Twenty years after earning her B.S. in Occupational Therapy from the University of Alabama at Birmingham, Nipp returned to school to specialize her knowledge. Now, after earning her Graduate Certificate in Low Vision Rehabilitation and Postprofessional M.S. in Occupational Therapy, she is the sole provider of outpatient low vision rehabilitation services at the North Mississippi Medical Center in Tupelo, Mississippi.

In fact, she’s the reason that the facility has a Low Vision Rehabilitation program at all.

“Our hospital's vision is to be the provider of the best patient centered care and health services in America,” Nipp explains. “The North Mississippi Medical Center is the largest non-metropolitan hospital in the United States, serving more than 700,000 people in 24 counties in north Mississippi, northwest Alabama, and portions of Tennessee.”

Thanks to Nipp, patients no longer have to travel to Memphis or Birmingham to receive specialized low vision services.

Nipp graduated from UAB’s B.S. in Occupational Therapy program in 1990 and has practiced occupational therapy for the past 23 years. “I was in the process of recovering from a terrible car accident when I chose my major,” she recalls. “I did not know the field of occupational therapy was an option until I was required to have OT for extensive hand injuries due to my accident.
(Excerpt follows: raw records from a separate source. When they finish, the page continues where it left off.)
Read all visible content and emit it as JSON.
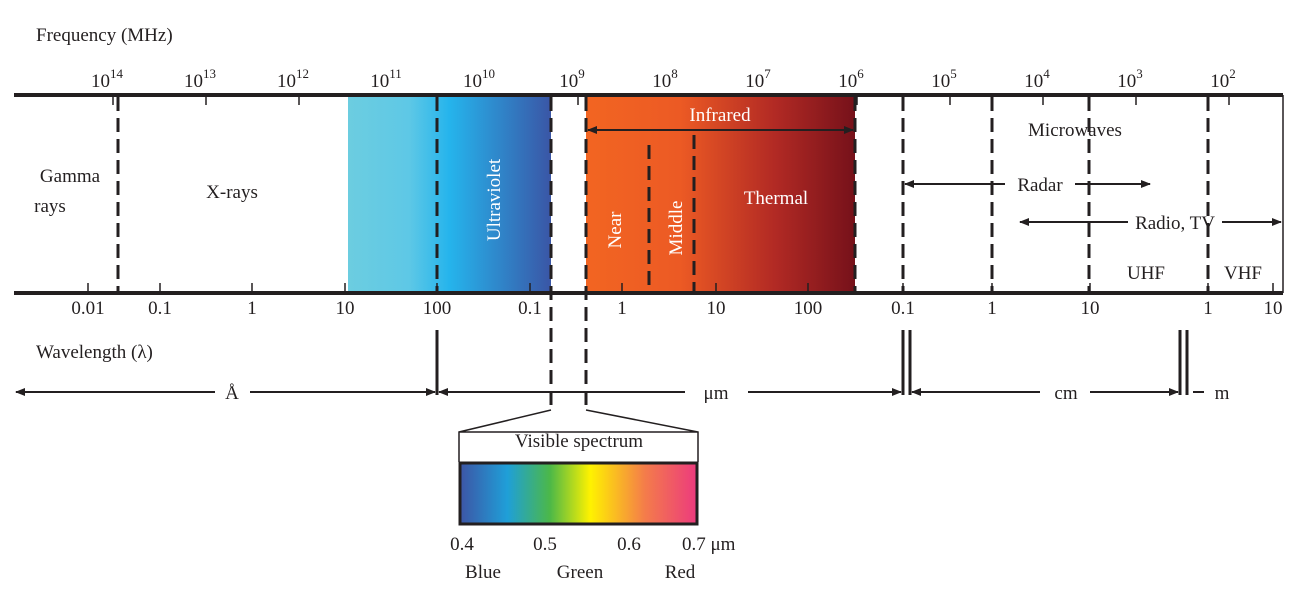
{
  "frequency_label": "Frequency (MHz)",
  "frequency_ticks": [
    {
      "base": "10",
      "exponent": "14"
    },
    {
      "base": "10",
      "exponent": "13"
    },
    {
      "base": "10",
      "exponent": "12"
    },
    {
      "base": "10",
      "exponent": "11"
    },
    {
      "base": "10",
      "exponent": "10"
    },
    {
      "base": "10",
      "exponent": "9"
    },
    {
      "base": "10",
      "exponent": "8"
    },
    {
      "base": "10",
      "exponent": "7"
    },
    {
      "base": "10",
      "exponent": "6"
    },
    {
      "base": "10",
      "exponent": "5"
    },
    {
      "base": "10",
      "exponent": "4"
    },
    {
      "base": "10",
      "exponent": "3"
    },
    {
      "base": "10",
      "exponent": "2"
    }
  ],
  "wavelength_label": "Wavelength (λ)",
  "wavelength_ticks": [
    "0.01",
    "0.1",
    "1",
    "10",
    "100",
    "0.1",
    "1",
    "10",
    "100",
    "0.1",
    "1",
    "10",
    "1",
    "10"
  ],
  "regions": {
    "gamma": [
      "Gamma",
      "rays"
    ],
    "xrays": "X-rays",
    "ultraviolet": "Ultraviolet",
    "infrared": "Infrared",
    "near": "Near",
    "middle": "Middle",
    "thermal": "Thermal",
    "microwaves": "Microwaves",
    "radar": "Radar",
    "radio_tv": "Radio, TV",
    "uhf": "UHF",
    "vhf": "VHF"
  },
  "units": {
    "angstrom": "Å",
    "micrometer": "μm",
    "centimeter": "cm",
    "meter": "m"
  },
  "visible": {
    "title": "Visible spectrum",
    "ticks": [
      "0.4",
      "0.5",
      "0.6",
      "0.7 μm"
    ],
    "colors": [
      "Blue",
      "Green",
      "Red"
    ]
  }
}
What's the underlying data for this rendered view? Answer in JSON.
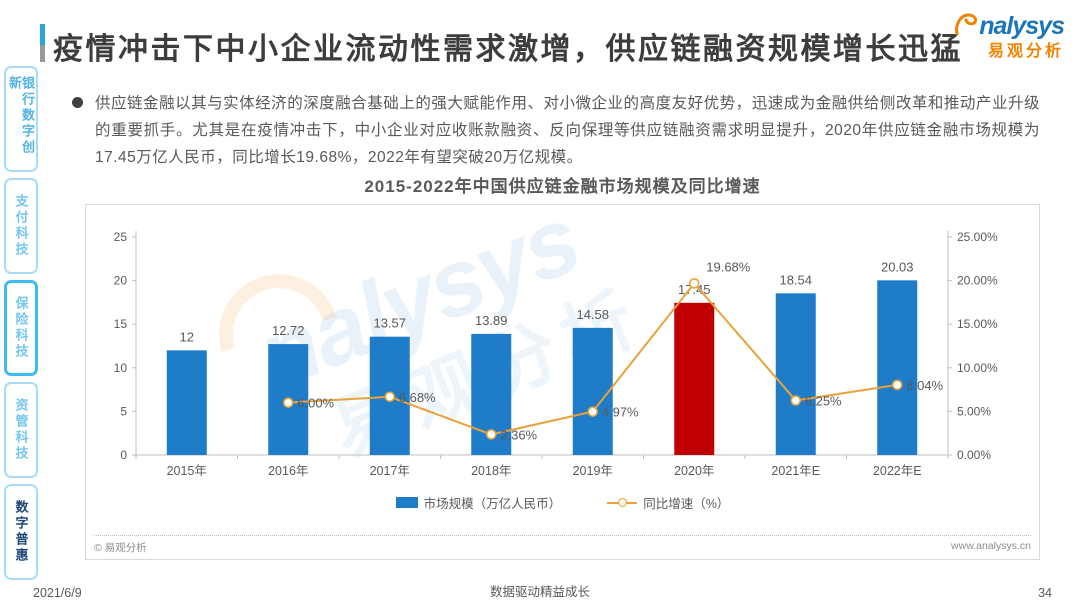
{
  "page": {
    "title": "疫情冲击下中小企业流动性需求激增，供应链融资规模增长迅猛"
  },
  "logo": {
    "en": "nalysys",
    "cn": "易观分析"
  },
  "watermark": {
    "en": "nalysys",
    "cn": "易观分析"
  },
  "sidebar": {
    "items": [
      {
        "label": "银行数字创新"
      },
      {
        "label": "支付科技"
      },
      {
        "label": "保险科技"
      },
      {
        "label": "资管科技"
      },
      {
        "label": "数字普惠"
      }
    ]
  },
  "bullet": {
    "text": "供应链金融以其与实体经济的深度融合基础上的强大赋能作用、对小微企业的高度友好优势，迅速成为金融供给侧改革和推动产业升级的重要抓手。尤其是在疫情冲击下，中小企业对应收账款融资、反向保理等供应链融资需求明显提升，2020年供应链金融市场规模为17.45万亿人民币，同比增长19.68%，2022年有望突破20万亿规模。"
  },
  "chart_data": {
    "type": "bar",
    "title": "2015-2022年中国供应链金融市场规模及同比增速",
    "categories": [
      "2015年",
      "2016年",
      "2017年",
      "2018年",
      "2019年",
      "2020年",
      "2021年E",
      "2022年E"
    ],
    "series": [
      {
        "name": "市场规模（万亿人民币）",
        "type": "bar",
        "values": [
          12,
          12.72,
          13.57,
          13.89,
          14.58,
          17.45,
          18.54,
          20.03
        ],
        "labels": [
          "12",
          "12.72",
          "13.57",
          "13.89",
          "14.58",
          "17.45",
          "18.54",
          "20.03"
        ],
        "color": "#1E7CC8",
        "highlight_index": 5,
        "highlight_color": "#C00000"
      },
      {
        "name": "同比增速（%）",
        "type": "line",
        "values": [
          null,
          6.0,
          6.68,
          2.36,
          4.97,
          19.68,
          6.25,
          8.04
        ],
        "labels": [
          null,
          "6.00%",
          "6.68%",
          "2.36%",
          "4.97%",
          "19.68%",
          "6.25%",
          "8.04%"
        ],
        "color": "#E9A13B"
      }
    ],
    "left_axis": {
      "min": 0,
      "max": 25,
      "ticks": [
        "0",
        "5",
        "10",
        "15",
        "20",
        "25"
      ]
    },
    "right_axis": {
      "min": 0,
      "max": 25,
      "ticks": [
        "0.00%",
        "5.00%",
        "10.00%",
        "15.00%",
        "20.00%",
        "25.00%"
      ]
    },
    "legend_position": "bottom",
    "grid": false
  },
  "chart_footer": {
    "copyright": "© 易观分析",
    "website": "www.analysys.cn"
  },
  "footer": {
    "date": "2021/6/9",
    "slogan": "数据驱动精益成长",
    "page_number": "34"
  }
}
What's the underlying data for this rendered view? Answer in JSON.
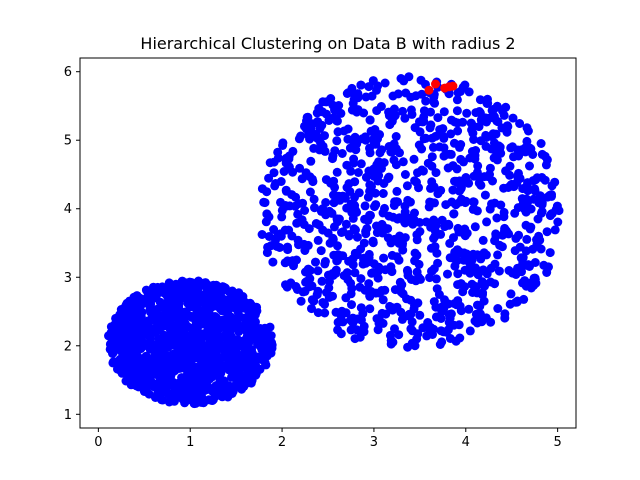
{
  "chart_data": {
    "type": "scatter",
    "title": "Hierarchical Clustering on Data B with radius 2",
    "xlabel": "",
    "ylabel": "",
    "xlim": [
      -0.2,
      5.2
    ],
    "ylim": [
      0.8,
      6.2
    ],
    "x_ticks": [
      "0",
      "1",
      "2",
      "3",
      "4",
      "5"
    ],
    "y_ticks": [
      "1",
      "2",
      "3",
      "4",
      "5",
      "6"
    ],
    "grid": false,
    "legend": "none",
    "series": [
      {
        "color": "#0000ff",
        "clusters": [
          {
            "shape": "filled-disk",
            "center": [
              1.0,
              2.05
            ],
            "radius": 0.9,
            "count": 1100
          },
          {
            "shape": "disk",
            "center": [
              3.4,
              3.95
            ],
            "rx": 1.65,
            "ry": 2.0,
            "count": 1000
          }
        ]
      },
      {
        "color": "#ff0000",
        "points": [
          [
            3.6,
            5.73
          ],
          [
            3.67,
            5.82
          ],
          [
            3.77,
            5.76
          ],
          [
            3.82,
            5.78
          ],
          [
            3.86,
            5.79
          ]
        ]
      }
    ]
  }
}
I realized very quickly that I had found my career of choice.”

20 years later, Nipp reconnected with her alma mater. “UAB was again demonstrating cutting edge training, this time through their Graduate Certificate in Low Vision Rehabilitation under the direction of Mary Warren PhD, OTR/L, SCLV, FAOTA,” she says. “I had been a practicing OT for about 20 years when my grandmother began struggling with her vision. As an OT, I was searching for ways to help her continue to enjoy her independence.”

Nipp took full advantage of the distance learning structure of both the graduate certificate and the Postprofessional M.S. in Occupational Therapy programs. “I was a non-traditional student from a rural area, looking to further my education in order to meet the needs of individuals with conditions causing low vision,” Nipp says. “Long distance learning was the best answer for me as a full time working OT and mother of a very dynamic and busy little girl.”

Nipp’s Master’s Project, “Efficacy of Continuing Education: Application of Basic Low Vision Rehabilitation Strategies After Completion of a Computer Based Training Module,” was recently accepted for publication in the peer-reviewed journal Occupational Therapy in Health Care. She also received her Specialty Certification in Low Vision through the American Occupational Therapy Association, making her the only OT in the state of Mississippi to hold these credentials.

Nipp advises students to keep current with the latest developments in their field. “Stay active in your state association and national association in your chosen program,” she says. “Look for opportunities to meet the needs of those in your area through volunteering. The lives you impact now could have lasting effects long after you have moved on.”